When you look at an organism, how do you know what it is? That’s a big question that hovers over many of the posts that I write. I tell you the names of organisms and you believe me. Sometimes I do too. The truth is that we take the way that our brains process the constant stream of signals that our eyes send us as we observe the natural world without a second thought. The subject intrigues me, but I only manage to scratch the surface in the posts that I write (see “Abstracting from reality …” and “Do we see through a microscope?” for some of these speculations).
The plate below offers a case study in this process. It shows a diatom we encountered in a recent ring test, and which most us agreed was either Fragilaria austriaca or something quite similar.
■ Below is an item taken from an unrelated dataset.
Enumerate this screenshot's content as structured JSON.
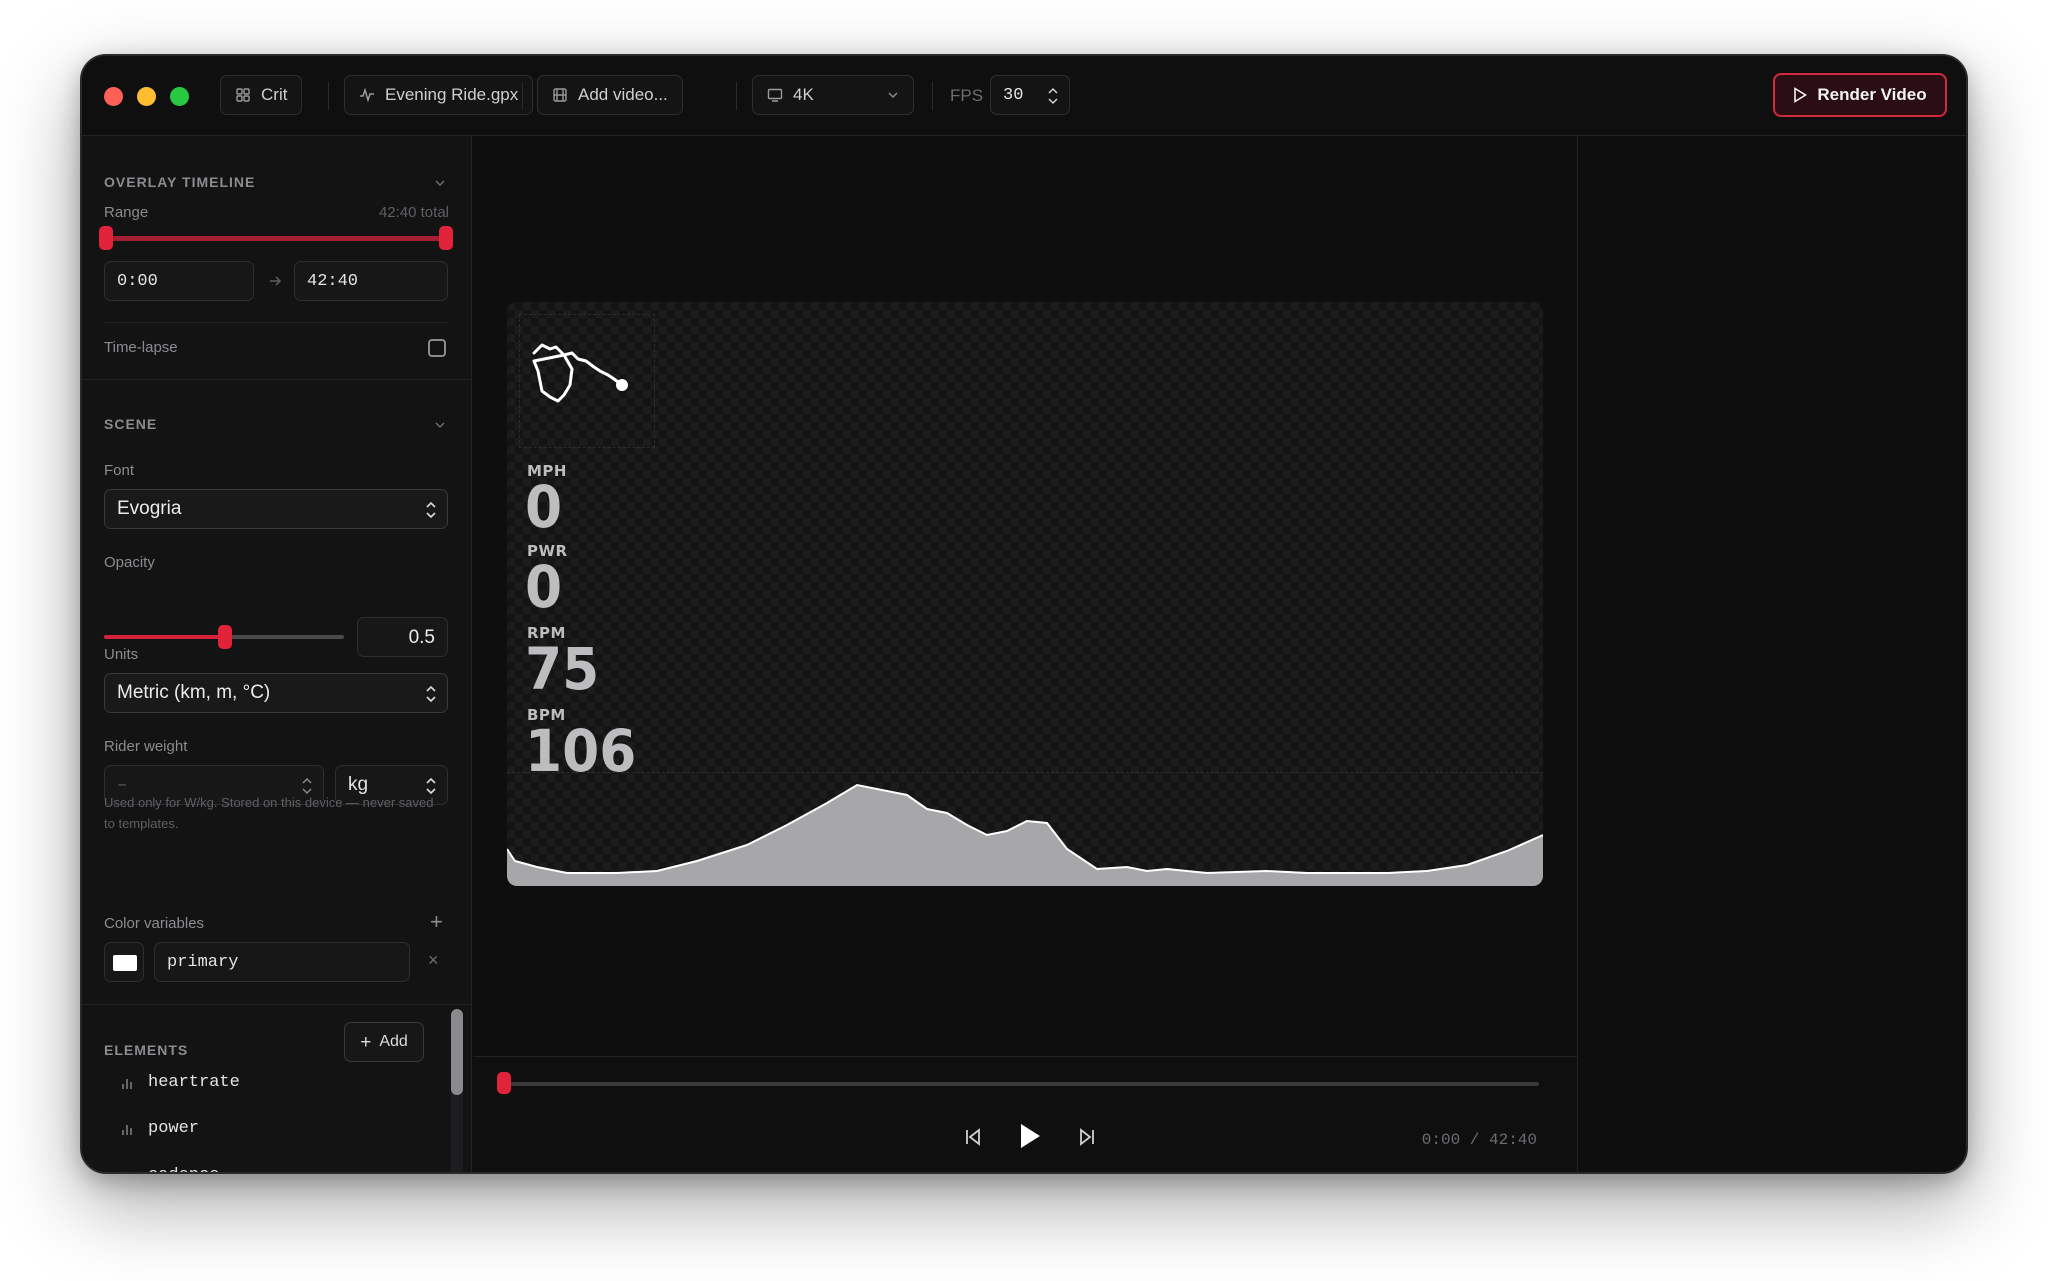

In binary terms, though, we have to be blunt: either it is Fragilaria austriaca or it is not which may have implications for subsequent recording and interpretation (see “All exact science is dominated by the idea of approximation”). How come a group of experienced analysts can look at the same population of diatoms and reach different conclusions? I’ve got two suggestions: the first is that we differ in how we process the images, and the second is that there are sources of systematic error which confound our attempts to seek the right answer.
“Fragilaria austriaca” from Foreshield Burn, Cumbria, May 2019.
There are three basic strategies that we use to name an organism:
- Probabilistic reasoning, through the use of keys which, in theory at least, have a logical structure that guides a user to the correct identity of an unknown specimen. In practice, this is not quite as straightforward as it sounds (see “Empathy with the ignorant …”) and, at some point, many of us will abandon the formal structure of a key and switch to …
- Pattern recognition, which amounts to flicking through images until we find one that matches our specimen. We can then corroborate this preliminary match by checking the written description. In practice, we will probably switch from probabilistic reasoning to pattern recognition and back again as we home in on the identity of an unknown specimen. Repeating this process several times will lodge a schemata of this species in our memories, leading to a third strategy:
- Recall. In practice, most of us probably have seen many of the common and even less-common species so often that we can by-pass these first two steps completely because we recognise the species without recourse to any books.
Disagreements, then, arise partly because we use different books as part of our naming process, our prior experiences differ and because our discipline in checking measurements of our own specimens against descriptions is not always as good as it should be. In many cases, especially with modern understanding of diatom species, boundaries between species are frequently being redrawn and descriptions of newer species can only be found in obscure journal articles, often behind paywalls, and knowledge of these often diffuses through the community of diatomists more slowly than it should. However, our discussions about the identity of the mystery Fragilaria also revealed a further issue, which I’ve illustrated in the graph below.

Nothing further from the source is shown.